Thursday, 11 June 2009

One eye open, one eye closed

I've just been reading an essay by Susan Blackmore (psychologist and author of books such as 'The Meme Machine'). In it she writes:

'In spite of education and rational thought, and in spite of the harm done by religious war and oppression, it seems generally hard for people to live without religion.'

Quotes like this illustrate how as a group atheists are just as prone to words of arrogant piety as anyone else, but that's not the point I want to bring out here.

Blackmore has written extensively about 'memes'. Whilst the name 'meme' may sound exotic the fundamental thesis is very simple. A meme is basicaly 'an idea'. The big revelation is that some ideas do well and prosper, others fall by the wayside. Hardly anything earth shattering.

To be fair though the suggestion that a meme can be thought of in ways similar to a gene is helpful. Like genes, ideas can be replicated, altered and spread through the population. They undergo a kind of natural selection too.

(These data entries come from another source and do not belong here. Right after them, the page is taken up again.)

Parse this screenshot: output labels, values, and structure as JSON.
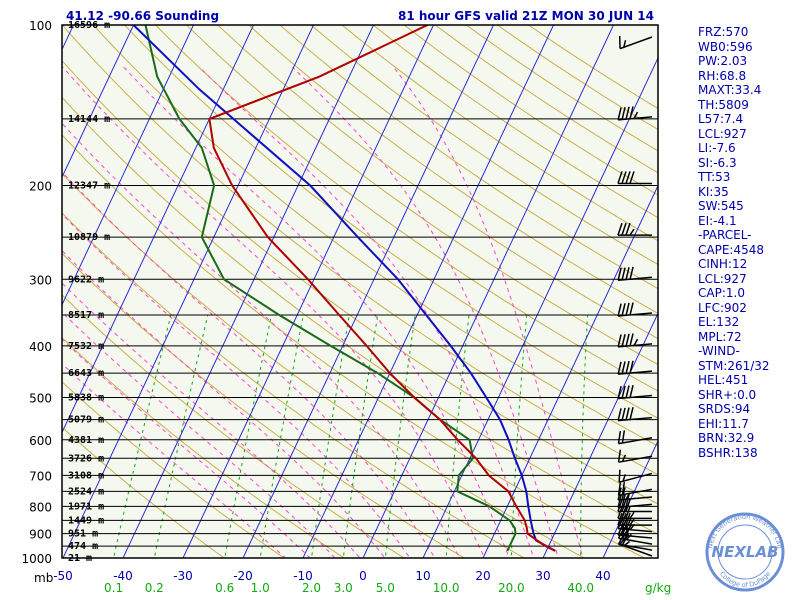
{
  "header": {
    "location": "41.12 -90.66 Sounding",
    "run": "81 hour GFS valid 21Z MON 30 JUN 14"
  },
  "colors": {
    "plot_background": "#f4f8ee",
    "frame": "#000000",
    "text_blue": "#0000aa",
    "isobar": "#000000",
    "isotherm": "#2b2bd6",
    "dry_adiabat": "#c9b04a",
    "moist_adiabat": "#ff44cc",
    "mixing_ratio": "#11aa11",
    "temperature": "#b00000",
    "dewpoint": "#1a6a1a",
    "parcel": "#1010c0",
    "wind_barb": "#000000",
    "logo": "#6b8fd6"
  },
  "indices": [
    "FRZ:570",
    "WB0:596",
    "PW:2.03",
    "RH:68.8",
    "MAXT:33.4",
    "TH:5809",
    "L57:7.4",
    "LCL:927",
    "LI:-7.6",
    "SI:-6.3",
    "TT:53",
    "KI:35",
    "SW:545",
    "EI:-4.1",
    "-PARCEL-",
    "CAPE:4548",
    "CINH:12",
    "LCL:927",
    "CAP:1.0",
    "LFC:902",
    "EL:132",
    "MPL:72",
    "-WIND-",
    "STM:261/32",
    "HEL:451",
    "SHR+:0.0",
    "SRDS:94",
    "EHI:11.7",
    "BRN:32.9",
    "BSHR:138"
  ],
  "logo": {
    "main": "NEXLAB",
    "top_arc": "Next Generation Weather Lab",
    "bottom_arc": "College of DuPage"
  },
  "chart_data": {
    "type": "skew-t",
    "y_unit": "mb",
    "x_unit": "°C",
    "pressure_range": [
      1000,
      100
    ],
    "y_tick_labels": [
      "100",
      "200",
      "300",
      "400",
      "500",
      "600",
      "700",
      "800",
      "900",
      "1000"
    ],
    "x_tick_labels": [
      "-50",
      "-40",
      "-30",
      "-20",
      "-10",
      "0",
      "10",
      "20",
      "30",
      "40"
    ],
    "y_axis_unit_label": "mb",
    "mixing_ratio_labels": [
      "0.1",
      "0.2",
      "0.6",
      "1.0",
      "2.0",
      "3.0",
      "5.0",
      "10.0",
      "20.0",
      "40.0"
    ],
    "mixing_ratio_unit": "g/kg",
    "height_labels": [
      {
        "p": 100,
        "label": "16596 m"
      },
      {
        "p": 150,
        "label": "14144 m"
      },
      {
        "p": 200,
        "label": "12347 m"
      },
      {
        "p": 250,
        "label": "10879 m"
      },
      {
        "p": 300,
        "label": "9622 m"
      },
      {
        "p": 350,
        "label": "8517 m"
      },
      {
        "p": 400,
        "label": "7532 m"
      },
      {
        "p": 450,
        "label": "6643 m"
      },
      {
        "p": 500,
        "label": "5838 m"
      },
      {
        "p": 550,
        "label": "5079 m"
      },
      {
        "p": 600,
        "label": "4381 m"
      },
      {
        "p": 650,
        "label": "3726 m"
      },
      {
        "p": 700,
        "label": "3108 m"
      },
      {
        "p": 750,
        "label": "2524 m"
      },
      {
        "p": 800,
        "label": "1971 m"
      },
      {
        "p": 850,
        "label": "1449 m"
      },
      {
        "p": 900,
        "label": "951 m"
      },
      {
        "p": 950,
        "label": "474 m"
      },
      {
        "p": 1000,
        "label": "21 m"
      }
    ],
    "temperature": [
      [
        970,
        31.5
      ],
      [
        950,
        29.5
      ],
      [
        925,
        27.5
      ],
      [
        900,
        25.5
      ],
      [
        880,
        25
      ],
      [
        850,
        24
      ],
      [
        800,
        21.5
      ],
      [
        750,
        19
      ],
      [
        700,
        14.5
      ],
      [
        650,
        11
      ],
      [
        600,
        6.5
      ],
      [
        550,
        2
      ],
      [
        500,
        -4
      ],
      [
        450,
        -10
      ],
      [
        400,
        -16
      ],
      [
        350,
        -23
      ],
      [
        300,
        -31
      ],
      [
        250,
        -41
      ],
      [
        200,
        -51
      ],
      [
        170,
        -57
      ],
      [
        150,
        -60
      ],
      [
        125,
        -45
      ],
      [
        100,
        -31
      ]
    ],
    "dewpoint": [
      [
        970,
        23.5
      ],
      [
        950,
        23.5
      ],
      [
        925,
        23.5
      ],
      [
        900,
        23.5
      ],
      [
        880,
        23
      ],
      [
        850,
        21.5
      ],
      [
        800,
        17
      ],
      [
        750,
        10.5
      ],
      [
        700,
        9.5
      ],
      [
        650,
        10.5
      ],
      [
        600,
        8.5
      ],
      [
        550,
        2
      ],
      [
        500,
        -4
      ],
      [
        450,
        -12
      ],
      [
        400,
        -22
      ],
      [
        350,
        -33
      ],
      [
        300,
        -45
      ],
      [
        250,
        -52
      ],
      [
        200,
        -54
      ],
      [
        170,
        -59
      ],
      [
        150,
        -65
      ],
      [
        125,
        -72
      ],
      [
        100,
        -78
      ]
    ],
    "parcel": [
      [
        970,
        31.5
      ],
      [
        927,
        27.5
      ],
      [
        900,
        26.5
      ],
      [
        850,
        25
      ],
      [
        800,
        23.5
      ],
      [
        750,
        22
      ],
      [
        700,
        20
      ],
      [
        650,
        17.5
      ],
      [
        600,
        15
      ],
      [
        550,
        12
      ],
      [
        500,
        8
      ],
      [
        450,
        3.5
      ],
      [
        400,
        -2
      ],
      [
        350,
        -8.5
      ],
      [
        300,
        -16
      ],
      [
        250,
        -26
      ],
      [
        200,
        -38
      ],
      [
        150,
        -56
      ],
      [
        132,
        -64
      ],
      [
        100,
        -80
      ]
    ],
    "wind_barbs": [
      {
        "p": 1000,
        "dir": 250,
        "spd": 15
      },
      {
        "p": 975,
        "dir": 260,
        "spd": 20
      },
      {
        "p": 950,
        "dir": 260,
        "spd": 25
      },
      {
        "p": 925,
        "dir": 265,
        "spd": 30
      },
      {
        "p": 900,
        "dir": 265,
        "spd": 35
      },
      {
        "p": 875,
        "dir": 270,
        "spd": 35
      },
      {
        "p": 850,
        "dir": 270,
        "spd": 35
      },
      {
        "p": 825,
        "dir": 270,
        "spd": 30
      },
      {
        "p": 800,
        "dir": 275,
        "spd": 30
      },
      {
        "p": 775,
        "dir": 275,
        "spd": 25
      },
      {
        "p": 750,
        "dir": 280,
        "spd": 20
      },
      {
        "p": 700,
        "dir": 285,
        "spd": 15
      },
      {
        "p": 650,
        "dir": 280,
        "spd": 15
      },
      {
        "p": 600,
        "dir": 280,
        "spd": 20
      },
      {
        "p": 550,
        "dir": 275,
        "spd": 40
      },
      {
        "p": 500,
        "dir": 275,
        "spd": 40
      },
      {
        "p": 450,
        "dir": 275,
        "spd": 40
      },
      {
        "p": 400,
        "dir": 275,
        "spd": 45
      },
      {
        "p": 350,
        "dir": 275,
        "spd": 40
      },
      {
        "p": 300,
        "dir": 275,
        "spd": 40
      },
      {
        "p": 250,
        "dir": 270,
        "spd": 35
      },
      {
        "p": 200,
        "dir": 270,
        "spd": 40
      },
      {
        "p": 150,
        "dir": 275,
        "spd": 45
      },
      {
        "p": 100,
        "dir": 290,
        "spd": 15
      }
    ]
  }
}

The punch-line Blackmore suggests is that many aspects of culture like language, music, art, and religion are merely products of the selfish meme. Its a moot point, but for our purposes here lets go with it. Let me raise two issues.

Firstly, even if all of the above are the products of the evolution of memes it doesn't stop them being true.  This is where her logic seems to short-circuit. Take music for example. The mathematics of melodies, harmonies and rhythms are easily established and so the difference between music and just noise is quantifiable. Even if, as Blackmore suggests, it took memes to discover it - music is still 'true'.

This point is rammed home when you get to what many people think of as being the holy grail of reason - science. Well, our scientific understanding can thought of as being nothing more than the product of an arms race between memes.  Our understanding that the earth travels round the sun is a very effective meme.  Is it then simply the product of our collective imagination?  Of course not.  More than just a meme it is actually true.

The same ultimately applies to religion. Even if it was memes that first uncovered religiosity, it was because it was there to be discovered in the first place.

Secondly, and much more succinctly, we musn't forget that most (all?) of our meme's come from external sources. For those of us who 'believe' its obvious that one of those sources is God. Religious ideas can well be thought of as a pool of memes going round our minds. It doesn't stop them being true, and it doesn't stop them being from God.

Blackmore highlights how easy it is to fall into the trap of reductionism. She has one eye peering down a reductionist microscope, and the other is tight shut.